Men and Women in uniform aren’t the only ones who put their lives on the line on as police officers. With their heightened senses, speed and agility, K9s can search for weapons, drugs or suspects faster than their human partners.
Sig, a five-year-old German Shepherd looks like a dog. He plays like a dog. And after swimming with his family in the pool, he’ll sure smell like a dog. But Sig lives a double life.
Sig is a working dog; one of nine in the Sacramento Police Department K9 unit.
“He never calls in sick, he loves coming to work. He gets very excited to come into work every day, he doesn’t complain,” said Sgt. Steve Oliveira, Sig’s handler and supervisor of the K9 unit.
Their day starts off like any other worker’s, with a stop at the office. And just like any other office, co-workers bring in treats… dog treats. There are staff meetings, which the dogs like to consider nap time. But things pick up when Sgt. Oliveira and Sig hit the streets.
“Our typical calls are crimes in progress type of calls, like violent crimes, burglaries,” said Sgt. Oliveira, “Sometimes just by making our announcements and our warnings that our K9’s going to be used, the smart ones tend to give up and they’ll come out.”
And if the bad guys try to run, the officers call on their dogs to run them down. Sig and the rest of his four-legged co-workers hone their skills in weekly training sessions. They work on obedience, agility and apprehension with the help of “agitators” who act as bad guys and wear padded sleeves.
Police K9s are considered “force multipliers.” Their speed, agility and heightened senses allow them to do the work of a team of officers in half the time.
“They think they can hide from the dog,” Sgt. Oliveira, referring to suspects, “If they’re there and they’re locked down, the K9 will find them.”

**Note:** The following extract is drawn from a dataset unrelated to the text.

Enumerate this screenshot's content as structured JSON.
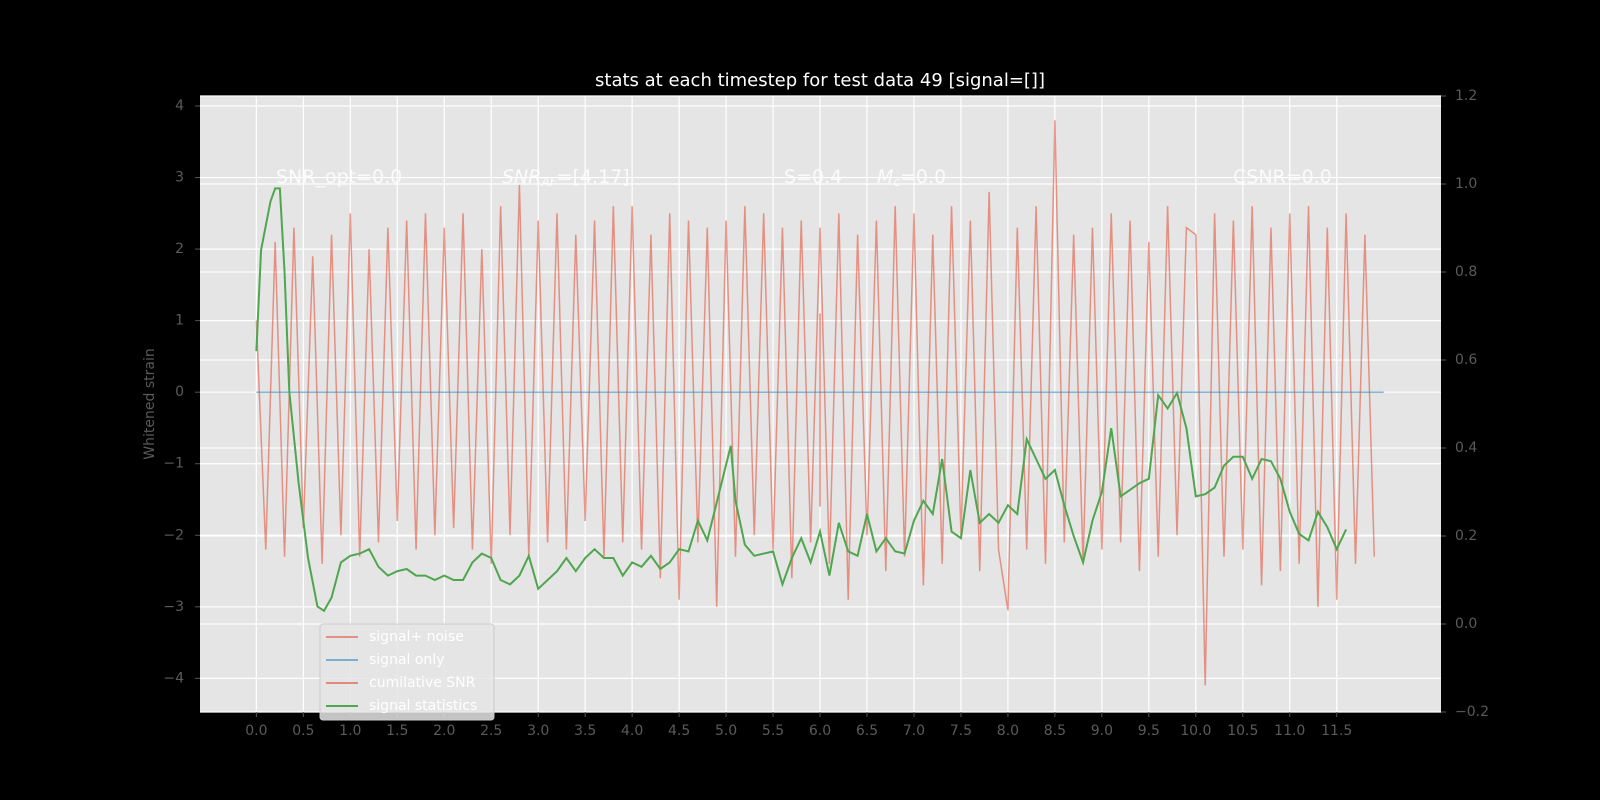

But do the officers ever worry for their K9 partners? Sgt. Oliveira says yes, “We do. We never want to send our dogs into a situation where they’re gonna get hurt. But we also realize we have job to do and our job is to protect officers and the community. But if it comes down to a point where we’re going to send officers into a place to search a building or a yard for a dangerous suspect, we’d rather the dog go. At the same time, if we know there’s an armed suspect inside and he’s got a gun and threatening to shoot it out with us, we’re not going to send our dog into a situation like that.”
Police K9s are not only good at capturing criminals, Sgt. Oliveira says they’ve proved to be life-savers.
“We’ve had two police dogs shot recently, in the past couple years and had it not been for those police dogs, I guarantee you it would have been an officer that was shot,” said Sgt. Oliveira.
But as fierce as they look, police K9s have a soft side as well.
“When it’s time to work they know,” said Sgt. Oliveira, “It’s like having a light switch. It’s like they realize, ‘Ok, it’s time to go to work.’ But they also know when they’re just there to be a dog.”
Since they’re often brought to public demonstrations, the dogs have to be social. The dogs and their handlers are together 24-7, and it’s clear, they have a special bond.
“We just know what each other’s thinking. And he can tell, sometimes, just by looking at me what my mood is and we really get to know each other and how each other works,” said Sgt. Oliveira.
At the end of the day, there’s one call Sgt. Oliveira and Sig always respond to; the call to come home.
“They’re just an invaluable resource for us,” said Sgt. Oliveira, “It allows our officers to come home every day safe to our families.”
K9s retire around ten-years-old. The Sacramento Police Department then allows their handlers to buy them for a dollar.
Sgt. Oliveira says you can come up and pet K9s if the officers aren’t actively working a crime scene, but you should always ask the handler first.